Fig. 3 shows a section of a flow chart in the formation of the load signal in connection with the determination of the amount of fuel to be injected in an internal combustion engine. With block 10 , the determination of the load signal TL from measurement signals of the hot film air mass meter (HFM) is given. There follows a query 11 as to whether the speed n is below a threshold value n0 and the throttle valve opening angle WDK is above a corresponding threshold value WDKO. If the result of the query is "NO", then the calculation block for determining the fuel quantity TI to be injected is followed by 12. However, if the threshold value query yields a "YES", this marks the end of the range without the risk of an incorrect measurement and the load signal TL from block 10 is frozen in accordance with block 13 , that is to say stored. An equivalent load signal is subsequently formed in block 14 in accordance with the formula

TLreplacement = TLfrozen _* factor f (n).

In the further course, this equivalent load value is then set (block 15 ) and serves as an input variable for the subsequent block 12 for determining the injection quantity.

The flow chart of FIG. 3 makes it clear that as long as the HFM delivers a result that has not yet been falsified, a load signal TL determined on the basis of the HFM values is expected. However, if there is a risk of incorrect measurements, the last "correct" value is frozen, provided with a speed-dependent correction factor and serves as an equivalent load signal in the further calculation steps.

Fig. 4 shows an example of a speed-dependent correction factor, as can be used in block 14 on the flowchart of Fig. 3. It can be seen in the specific case a tendency from less than 1 to greater than 1 when the speed increases, this factor characteristic curve of course having to be matched to the individual case of the motor in question. In such an individual case, the following values have been found to be expedient.

This factor therefore represents the change in the equivalent load value with changing speed.

When the throttle valve position, which is entered in the characteristic curve of FIG. 2 described above, is reached, the factor of the instantaneous speed is stored. With increasing or decreasing speed, the factor belonging to the speed is then taken from the characteristic curve and the stored value is subtracted from it. 1 is added to the result. The resultant value is multiplied by the stored TL value and the equivalent load value is obtained, which replaces the current load value in block 15 .

If the speed leaves applicable speed-load ranges, in which HFM measurement errors occur, this function is used again switched off.
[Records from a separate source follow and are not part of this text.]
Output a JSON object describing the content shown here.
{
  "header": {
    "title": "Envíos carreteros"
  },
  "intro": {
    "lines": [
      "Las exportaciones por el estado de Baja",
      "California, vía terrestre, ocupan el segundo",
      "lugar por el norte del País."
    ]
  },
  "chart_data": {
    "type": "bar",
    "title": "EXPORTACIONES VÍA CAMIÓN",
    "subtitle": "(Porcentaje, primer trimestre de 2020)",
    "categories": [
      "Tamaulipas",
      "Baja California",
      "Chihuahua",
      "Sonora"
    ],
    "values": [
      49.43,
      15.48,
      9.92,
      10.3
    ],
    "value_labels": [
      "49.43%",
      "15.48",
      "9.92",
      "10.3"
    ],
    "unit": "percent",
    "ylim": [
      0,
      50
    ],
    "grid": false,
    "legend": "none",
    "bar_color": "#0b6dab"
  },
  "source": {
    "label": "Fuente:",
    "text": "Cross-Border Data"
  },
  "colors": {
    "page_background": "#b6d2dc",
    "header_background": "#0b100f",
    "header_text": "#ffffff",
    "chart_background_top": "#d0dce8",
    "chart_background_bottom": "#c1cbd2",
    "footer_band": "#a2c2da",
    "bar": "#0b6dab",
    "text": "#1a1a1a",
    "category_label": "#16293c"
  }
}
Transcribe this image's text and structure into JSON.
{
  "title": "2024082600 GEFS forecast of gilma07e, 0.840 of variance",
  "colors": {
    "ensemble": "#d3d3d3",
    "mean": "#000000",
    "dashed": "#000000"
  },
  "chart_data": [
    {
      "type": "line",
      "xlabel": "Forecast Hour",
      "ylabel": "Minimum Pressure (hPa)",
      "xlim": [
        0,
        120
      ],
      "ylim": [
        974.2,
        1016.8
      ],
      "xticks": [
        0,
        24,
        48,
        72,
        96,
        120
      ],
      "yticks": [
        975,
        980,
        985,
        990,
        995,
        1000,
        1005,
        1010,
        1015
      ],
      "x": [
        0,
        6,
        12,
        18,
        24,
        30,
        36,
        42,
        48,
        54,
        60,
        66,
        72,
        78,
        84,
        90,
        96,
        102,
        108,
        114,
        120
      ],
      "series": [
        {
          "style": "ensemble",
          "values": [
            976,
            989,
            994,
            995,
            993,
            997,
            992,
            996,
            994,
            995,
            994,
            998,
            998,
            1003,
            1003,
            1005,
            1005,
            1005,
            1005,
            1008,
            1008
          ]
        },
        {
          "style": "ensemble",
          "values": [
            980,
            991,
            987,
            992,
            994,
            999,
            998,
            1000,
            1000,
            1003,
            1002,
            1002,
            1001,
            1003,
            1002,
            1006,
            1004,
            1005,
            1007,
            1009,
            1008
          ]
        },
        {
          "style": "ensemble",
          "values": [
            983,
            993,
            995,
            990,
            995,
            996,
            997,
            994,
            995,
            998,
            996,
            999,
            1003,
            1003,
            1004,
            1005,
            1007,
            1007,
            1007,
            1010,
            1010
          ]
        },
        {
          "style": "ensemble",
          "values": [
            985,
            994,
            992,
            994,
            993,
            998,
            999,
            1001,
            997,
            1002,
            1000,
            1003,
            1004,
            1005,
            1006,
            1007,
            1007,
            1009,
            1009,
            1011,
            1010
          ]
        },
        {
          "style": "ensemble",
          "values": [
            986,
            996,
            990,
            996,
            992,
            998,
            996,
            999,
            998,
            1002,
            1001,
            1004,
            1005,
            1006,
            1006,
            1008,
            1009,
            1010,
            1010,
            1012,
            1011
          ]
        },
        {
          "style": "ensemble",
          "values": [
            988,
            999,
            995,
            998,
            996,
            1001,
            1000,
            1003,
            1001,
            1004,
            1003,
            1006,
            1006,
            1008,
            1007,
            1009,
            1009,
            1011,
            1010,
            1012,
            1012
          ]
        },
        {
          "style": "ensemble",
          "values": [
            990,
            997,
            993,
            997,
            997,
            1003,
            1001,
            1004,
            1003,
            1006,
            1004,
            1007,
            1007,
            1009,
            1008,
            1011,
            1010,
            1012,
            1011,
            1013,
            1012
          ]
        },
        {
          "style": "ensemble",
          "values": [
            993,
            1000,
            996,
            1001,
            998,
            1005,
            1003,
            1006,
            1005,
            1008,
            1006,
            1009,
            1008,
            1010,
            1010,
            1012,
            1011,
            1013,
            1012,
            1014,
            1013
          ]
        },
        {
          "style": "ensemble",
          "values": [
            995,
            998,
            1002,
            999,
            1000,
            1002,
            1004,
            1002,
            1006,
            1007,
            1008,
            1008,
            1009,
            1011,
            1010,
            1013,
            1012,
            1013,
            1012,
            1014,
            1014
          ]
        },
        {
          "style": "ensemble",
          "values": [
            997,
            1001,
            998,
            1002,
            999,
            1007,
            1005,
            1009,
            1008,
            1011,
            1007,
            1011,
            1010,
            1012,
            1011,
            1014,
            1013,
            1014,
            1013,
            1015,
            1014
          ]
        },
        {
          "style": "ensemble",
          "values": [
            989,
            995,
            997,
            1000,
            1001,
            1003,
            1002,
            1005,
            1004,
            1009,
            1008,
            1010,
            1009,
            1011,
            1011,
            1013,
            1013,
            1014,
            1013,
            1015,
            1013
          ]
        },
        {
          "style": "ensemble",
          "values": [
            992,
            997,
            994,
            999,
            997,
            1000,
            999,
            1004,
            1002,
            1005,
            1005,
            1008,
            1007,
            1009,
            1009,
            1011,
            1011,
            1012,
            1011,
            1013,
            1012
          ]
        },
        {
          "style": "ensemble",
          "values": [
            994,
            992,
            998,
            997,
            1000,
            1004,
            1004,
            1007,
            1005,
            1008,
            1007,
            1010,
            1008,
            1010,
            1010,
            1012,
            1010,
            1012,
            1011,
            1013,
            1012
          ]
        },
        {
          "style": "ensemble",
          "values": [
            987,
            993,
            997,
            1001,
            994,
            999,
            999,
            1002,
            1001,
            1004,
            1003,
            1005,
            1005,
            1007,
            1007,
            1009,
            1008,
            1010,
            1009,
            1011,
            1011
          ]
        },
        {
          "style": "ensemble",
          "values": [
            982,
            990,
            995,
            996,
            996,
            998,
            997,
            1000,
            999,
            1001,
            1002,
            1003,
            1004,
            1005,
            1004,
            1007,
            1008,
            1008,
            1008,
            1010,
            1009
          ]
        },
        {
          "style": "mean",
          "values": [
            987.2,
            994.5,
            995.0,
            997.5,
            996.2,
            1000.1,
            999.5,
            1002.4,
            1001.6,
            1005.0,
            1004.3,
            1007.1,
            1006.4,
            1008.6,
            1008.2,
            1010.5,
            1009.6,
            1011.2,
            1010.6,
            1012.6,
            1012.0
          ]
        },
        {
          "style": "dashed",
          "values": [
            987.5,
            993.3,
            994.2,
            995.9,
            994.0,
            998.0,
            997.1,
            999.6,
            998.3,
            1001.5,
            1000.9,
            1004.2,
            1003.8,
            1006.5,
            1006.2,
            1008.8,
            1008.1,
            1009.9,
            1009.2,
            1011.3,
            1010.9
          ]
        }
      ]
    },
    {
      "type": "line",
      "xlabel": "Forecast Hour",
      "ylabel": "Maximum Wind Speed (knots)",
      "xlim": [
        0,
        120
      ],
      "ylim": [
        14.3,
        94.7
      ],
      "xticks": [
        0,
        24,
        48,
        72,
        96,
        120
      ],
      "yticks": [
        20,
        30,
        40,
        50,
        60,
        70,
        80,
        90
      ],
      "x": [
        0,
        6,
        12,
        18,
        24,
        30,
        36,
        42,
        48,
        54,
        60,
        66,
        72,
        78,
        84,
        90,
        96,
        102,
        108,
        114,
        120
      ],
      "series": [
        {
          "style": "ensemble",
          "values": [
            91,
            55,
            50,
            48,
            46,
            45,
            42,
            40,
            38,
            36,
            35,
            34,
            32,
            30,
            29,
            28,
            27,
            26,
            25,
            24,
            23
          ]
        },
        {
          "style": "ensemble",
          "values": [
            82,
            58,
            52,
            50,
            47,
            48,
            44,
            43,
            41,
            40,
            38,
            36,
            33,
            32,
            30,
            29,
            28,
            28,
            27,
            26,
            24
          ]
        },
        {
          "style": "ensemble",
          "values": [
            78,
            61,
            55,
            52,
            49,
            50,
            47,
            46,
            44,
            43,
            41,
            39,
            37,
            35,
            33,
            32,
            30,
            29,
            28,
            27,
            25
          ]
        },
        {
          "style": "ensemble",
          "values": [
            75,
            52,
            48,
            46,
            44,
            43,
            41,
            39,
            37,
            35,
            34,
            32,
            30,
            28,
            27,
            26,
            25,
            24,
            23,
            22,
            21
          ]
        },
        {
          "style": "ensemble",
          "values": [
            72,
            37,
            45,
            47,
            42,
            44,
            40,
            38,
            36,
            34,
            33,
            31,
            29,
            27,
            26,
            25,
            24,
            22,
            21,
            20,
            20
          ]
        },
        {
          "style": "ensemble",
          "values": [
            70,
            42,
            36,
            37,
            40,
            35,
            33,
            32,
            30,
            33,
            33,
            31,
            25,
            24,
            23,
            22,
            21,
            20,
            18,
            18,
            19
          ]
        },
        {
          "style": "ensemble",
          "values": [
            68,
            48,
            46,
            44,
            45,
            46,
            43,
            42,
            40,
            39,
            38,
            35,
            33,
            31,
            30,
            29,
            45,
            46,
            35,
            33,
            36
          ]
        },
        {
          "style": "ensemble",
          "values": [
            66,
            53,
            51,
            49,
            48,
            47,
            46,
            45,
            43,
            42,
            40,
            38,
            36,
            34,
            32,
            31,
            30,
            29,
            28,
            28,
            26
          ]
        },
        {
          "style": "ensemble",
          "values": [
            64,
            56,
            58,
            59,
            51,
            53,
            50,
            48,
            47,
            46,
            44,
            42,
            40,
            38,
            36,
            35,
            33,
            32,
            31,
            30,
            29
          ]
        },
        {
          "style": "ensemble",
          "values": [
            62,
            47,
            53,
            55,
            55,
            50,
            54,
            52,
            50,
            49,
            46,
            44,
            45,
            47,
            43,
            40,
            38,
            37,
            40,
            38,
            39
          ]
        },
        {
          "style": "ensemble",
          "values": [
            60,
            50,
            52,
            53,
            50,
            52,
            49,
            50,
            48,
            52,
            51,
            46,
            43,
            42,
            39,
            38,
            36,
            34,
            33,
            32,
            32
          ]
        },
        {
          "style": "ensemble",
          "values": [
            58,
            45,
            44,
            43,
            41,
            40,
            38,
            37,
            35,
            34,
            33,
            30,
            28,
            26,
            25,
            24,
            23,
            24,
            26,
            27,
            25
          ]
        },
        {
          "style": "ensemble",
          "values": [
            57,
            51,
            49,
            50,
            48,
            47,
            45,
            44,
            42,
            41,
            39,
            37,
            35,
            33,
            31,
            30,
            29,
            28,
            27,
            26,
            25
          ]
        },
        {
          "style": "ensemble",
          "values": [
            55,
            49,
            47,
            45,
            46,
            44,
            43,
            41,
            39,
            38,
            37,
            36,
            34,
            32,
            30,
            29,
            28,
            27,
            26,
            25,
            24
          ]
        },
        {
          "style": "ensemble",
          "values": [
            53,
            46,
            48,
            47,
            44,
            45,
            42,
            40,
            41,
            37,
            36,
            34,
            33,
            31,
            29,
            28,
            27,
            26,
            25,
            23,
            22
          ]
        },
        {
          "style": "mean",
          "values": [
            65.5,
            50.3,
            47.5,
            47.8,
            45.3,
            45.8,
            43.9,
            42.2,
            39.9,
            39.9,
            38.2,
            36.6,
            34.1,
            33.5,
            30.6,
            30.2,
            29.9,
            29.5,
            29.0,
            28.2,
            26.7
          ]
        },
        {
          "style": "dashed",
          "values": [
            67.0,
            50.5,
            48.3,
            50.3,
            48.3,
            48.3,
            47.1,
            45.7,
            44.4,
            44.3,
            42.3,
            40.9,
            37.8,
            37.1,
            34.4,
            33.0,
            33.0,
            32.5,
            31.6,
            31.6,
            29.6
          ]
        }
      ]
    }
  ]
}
To be independent of the height, the throttle valve can be used under certain circumstances.

It should also be mentioned that "freezing" TL has the advantage has that with the correct air mass as long as possible (TL) is working.

Claims (3)

1. A device for determining the actual air mass per stroke indicating load signal in an internal combustion engine based on signals that indicate the current air flow in the intake pipe and these signals indirectly or directly over a predetermined Winkelbe range of the crankshaft to form a load signal tL be summed, characterized in that

• - In at least a first predetermined range of speeds and throttle valve positions, the load signal serves as a basis for calculating the quantity of fuel to be injected, and
• - In second areas, the last value from the first loading area is subjected to an at least speed-dependent correction and this corrected value is used as an equivalent load signal.

2. Device according to claim 1, characterized in that the speed-dependent correction is carried out multiplicatively. 3. Device according to claim 2, characterized in that the factor of multiplicative correction tending to increasing speed becomes higher.